A Labour MP has threatened Google with a grilling over its tax avoidance before the Treasury Select Committee, although the search giant maintains its tiny tax payment in the UK is perfectly legal.
“I think it would be highly appropriate to pull a Google executive in front of the Committee to justify their failure to pay proper taxes,” said John Mann, MP for Bassetlaw, after it emerged last week that in the UK the Google tax bill was only £6 million on revenues of £395 million in this country.
Senior Google executives could be called in before Easter, Mann told The Independent, describing Google’s British tax arrangements as “entirely immoral”, even though Google maintains it uses a completely legal mechanism to reduce its tax liability in this country.
The Google tax avoidance tactic is to operate its UK business as an agent for its business in Ireland, so it is only liable for UK tax on a ten percent commission on its revenue.
From Ireland, Google revenues are funnelled to Bermuda as a licensing fee to its division there, so most of its turnover goes through the tax haven, a legal process to which Mann objects. Because Bermuda is a British dependency, which Britain provides with defence, British tax payers are in effect “paying twice because we are paying for Bermuda,” he said.

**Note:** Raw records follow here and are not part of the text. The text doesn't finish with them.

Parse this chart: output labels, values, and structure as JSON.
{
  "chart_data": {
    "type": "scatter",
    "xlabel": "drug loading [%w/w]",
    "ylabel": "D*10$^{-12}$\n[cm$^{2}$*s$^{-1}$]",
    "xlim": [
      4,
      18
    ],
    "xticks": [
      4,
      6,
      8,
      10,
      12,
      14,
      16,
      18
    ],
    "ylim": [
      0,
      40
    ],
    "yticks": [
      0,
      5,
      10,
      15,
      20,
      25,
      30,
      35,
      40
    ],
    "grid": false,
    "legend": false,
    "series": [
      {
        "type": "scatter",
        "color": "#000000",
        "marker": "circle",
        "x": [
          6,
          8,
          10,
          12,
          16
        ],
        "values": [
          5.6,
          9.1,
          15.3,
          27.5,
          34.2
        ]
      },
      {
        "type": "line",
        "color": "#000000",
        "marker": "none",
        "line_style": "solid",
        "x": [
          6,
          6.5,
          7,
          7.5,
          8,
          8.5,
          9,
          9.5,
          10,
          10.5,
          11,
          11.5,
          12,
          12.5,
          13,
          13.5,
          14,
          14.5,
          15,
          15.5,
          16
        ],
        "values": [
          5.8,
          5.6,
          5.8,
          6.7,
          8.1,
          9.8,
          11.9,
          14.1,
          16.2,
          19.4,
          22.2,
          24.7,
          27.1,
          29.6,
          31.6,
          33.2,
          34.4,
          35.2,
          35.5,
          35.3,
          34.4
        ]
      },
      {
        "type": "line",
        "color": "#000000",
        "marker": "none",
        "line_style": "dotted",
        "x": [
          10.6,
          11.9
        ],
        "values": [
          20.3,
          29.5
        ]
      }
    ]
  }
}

Mr Mann was not available to expand on his views, but Google chairman Eric Schmidt has previously said his hands are tied, as the scheme is legal. Google is bound to seek out the best deal, and to pay more tax voluntarily would most likely not be approved by Google shareholders.
Meanwhile, Internet retail giant Amazon faces an investigation by HM Revenue and Customs after paying no corporation tax on its £3.3 billion UK sales in 2011.
HMRC, which has been using web robots to find tax cheats, recently launched an app to help people understand their taxes and where their money is spent, but it crashed just one day after its launch.
“We comply with all the tax rules in the UK,” a Google spokesperson told TechWeekEurope. “We make a big contribution to the UK economy by employing over a thousand people, helping hundreds of thousands of businesses to grow online and investing millions supporting new tech businesses in East London.”
An online petition protesting Google’s tax avoidance has reached 45000 signatures out of a target of 50,000.